Едва ли это был не единственный исключительный случай. Да и зачем это было нужно, когда в Рязани я не помню ни одной квартиры без саду и бани? Не произошло ли это оттого, что баня была уже кем-нибудь занята или оттого, что у нас не хватило дров натопить ее?
XI
Не могу забыть и не могу не смеяться, что даже в те младенческие годы всякая женская красота или даже миловидность производила на меня особенное впечатление, как бы влекла к себе. Конечно, это не была любовь,-- это было только инстинктивное, изменчивое и неустойчивое влечение... Маша, меньшая дочка нашего хозяина, наивная девочка лет девяти, неволько привлекала меня своей резвой и шаловливой миловидностью. Я бегал с ней по саду и только при ней позволял себе ходить на верхнюю дорожку, где нам, жильцам, по условию с хозяином, гулять не позволялось. Дорожка эта для детей была очень соблазнительна: там густо росли малина, вишни и красная смородина. Все лето одна ягода заменяла другую, и, чтоб не рвать их мимоходом, нужна была большая сдержанность... Все здоровые дети -- большие сластены, но не все так влюбчивы или привязчивы. В хозяйский сад мы могли проходить не иначе, как через сарай с сквозными воротами. В затворенных воротах, идущих в сад, была калитка с очень высоким порогом. В сарае стояли хозяйские и наши экипажи -- дрожки и пошевни; там пахло сбруей, навозом и сеном и было летом прохладно и пасмурно. До сих пор помню, как я вдруг как-то затих и съежился, когда маленькая Маша перелезла через порог калитки, влезла ко мне в пошевни и нежилась на сене. Няньки смотрели на нас, как на детей, и мы не боялись их; но тятенька этой милой девочки был строг и, если б увидал ее у нас в сарае, ей бы непременно досталось.

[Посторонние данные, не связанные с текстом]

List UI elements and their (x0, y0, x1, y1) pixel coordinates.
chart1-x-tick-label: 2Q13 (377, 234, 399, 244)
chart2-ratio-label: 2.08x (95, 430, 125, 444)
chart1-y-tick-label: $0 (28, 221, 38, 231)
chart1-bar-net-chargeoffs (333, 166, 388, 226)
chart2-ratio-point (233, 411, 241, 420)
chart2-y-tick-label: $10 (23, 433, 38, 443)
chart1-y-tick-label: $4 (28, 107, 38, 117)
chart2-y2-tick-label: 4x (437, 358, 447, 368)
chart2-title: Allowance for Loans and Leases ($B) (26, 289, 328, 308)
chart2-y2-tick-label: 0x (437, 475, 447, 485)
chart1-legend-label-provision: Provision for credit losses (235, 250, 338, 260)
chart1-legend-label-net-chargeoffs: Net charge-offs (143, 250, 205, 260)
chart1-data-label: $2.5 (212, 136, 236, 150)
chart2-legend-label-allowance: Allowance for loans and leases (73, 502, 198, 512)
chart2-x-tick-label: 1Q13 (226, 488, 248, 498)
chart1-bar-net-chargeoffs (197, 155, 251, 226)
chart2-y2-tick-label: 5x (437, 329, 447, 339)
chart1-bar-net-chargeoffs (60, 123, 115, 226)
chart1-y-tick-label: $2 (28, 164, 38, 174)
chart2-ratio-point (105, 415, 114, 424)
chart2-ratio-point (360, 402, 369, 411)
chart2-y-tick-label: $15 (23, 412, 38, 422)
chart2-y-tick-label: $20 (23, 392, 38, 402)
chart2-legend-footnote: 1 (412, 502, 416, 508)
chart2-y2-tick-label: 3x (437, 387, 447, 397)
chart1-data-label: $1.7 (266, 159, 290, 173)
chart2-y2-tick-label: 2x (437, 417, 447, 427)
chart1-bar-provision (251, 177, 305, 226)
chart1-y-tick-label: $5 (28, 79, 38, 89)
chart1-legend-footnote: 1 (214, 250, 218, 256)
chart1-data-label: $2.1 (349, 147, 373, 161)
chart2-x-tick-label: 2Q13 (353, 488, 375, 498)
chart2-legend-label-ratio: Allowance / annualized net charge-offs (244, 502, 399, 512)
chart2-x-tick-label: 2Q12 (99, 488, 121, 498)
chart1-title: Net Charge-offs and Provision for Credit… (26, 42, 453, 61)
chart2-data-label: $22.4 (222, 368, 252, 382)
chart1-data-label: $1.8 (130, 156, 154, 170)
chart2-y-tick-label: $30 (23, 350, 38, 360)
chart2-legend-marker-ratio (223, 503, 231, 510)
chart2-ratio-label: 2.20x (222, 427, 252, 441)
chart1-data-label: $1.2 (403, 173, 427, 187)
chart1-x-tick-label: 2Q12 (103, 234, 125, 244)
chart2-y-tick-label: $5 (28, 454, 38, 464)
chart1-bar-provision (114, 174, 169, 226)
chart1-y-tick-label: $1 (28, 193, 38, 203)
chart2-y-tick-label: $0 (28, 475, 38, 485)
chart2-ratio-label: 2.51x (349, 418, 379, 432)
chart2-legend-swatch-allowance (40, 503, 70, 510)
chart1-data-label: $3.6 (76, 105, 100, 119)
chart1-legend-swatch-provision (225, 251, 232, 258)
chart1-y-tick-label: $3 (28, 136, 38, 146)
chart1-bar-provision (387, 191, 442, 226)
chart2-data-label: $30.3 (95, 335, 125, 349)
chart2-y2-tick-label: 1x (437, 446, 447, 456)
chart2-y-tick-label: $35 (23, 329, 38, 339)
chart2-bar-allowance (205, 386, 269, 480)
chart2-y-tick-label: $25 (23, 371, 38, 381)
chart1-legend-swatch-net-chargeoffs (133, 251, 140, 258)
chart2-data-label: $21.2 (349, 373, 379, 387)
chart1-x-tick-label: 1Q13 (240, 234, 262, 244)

В то наивно-блаженное время ни одна мечта моя не заходила дальше того, что видели глаза, а глаза видели бледное личико, как лен светло-русую косу, серые невинные глаза и улыбку с ямочками на подбородке.
Рос я не по годам, а по часам, но часто хворал; в особенности мучительны были головные боли. Иногда на ночь мне повязывали голову платком с мятым мякишем ржаного хлеба, слегка смоченного мятным квасом; иногда давали мне в воде какие-то росные капли. Случались и перемежающиеся лихорадки. Тогда еще не было придумано аптеками никаких облаток для хинина и прочих гадостей, никаких капсюлей, и мне не раз хотелось оттолкнуть и разлить по часам предлагаемую мне горечь. При этом соблюдалась особенная диета: не позволялось есть ничего соленого, ничего копченого и ничего молочного, что еще больше располагало к худобе, и я был худ, как щепка.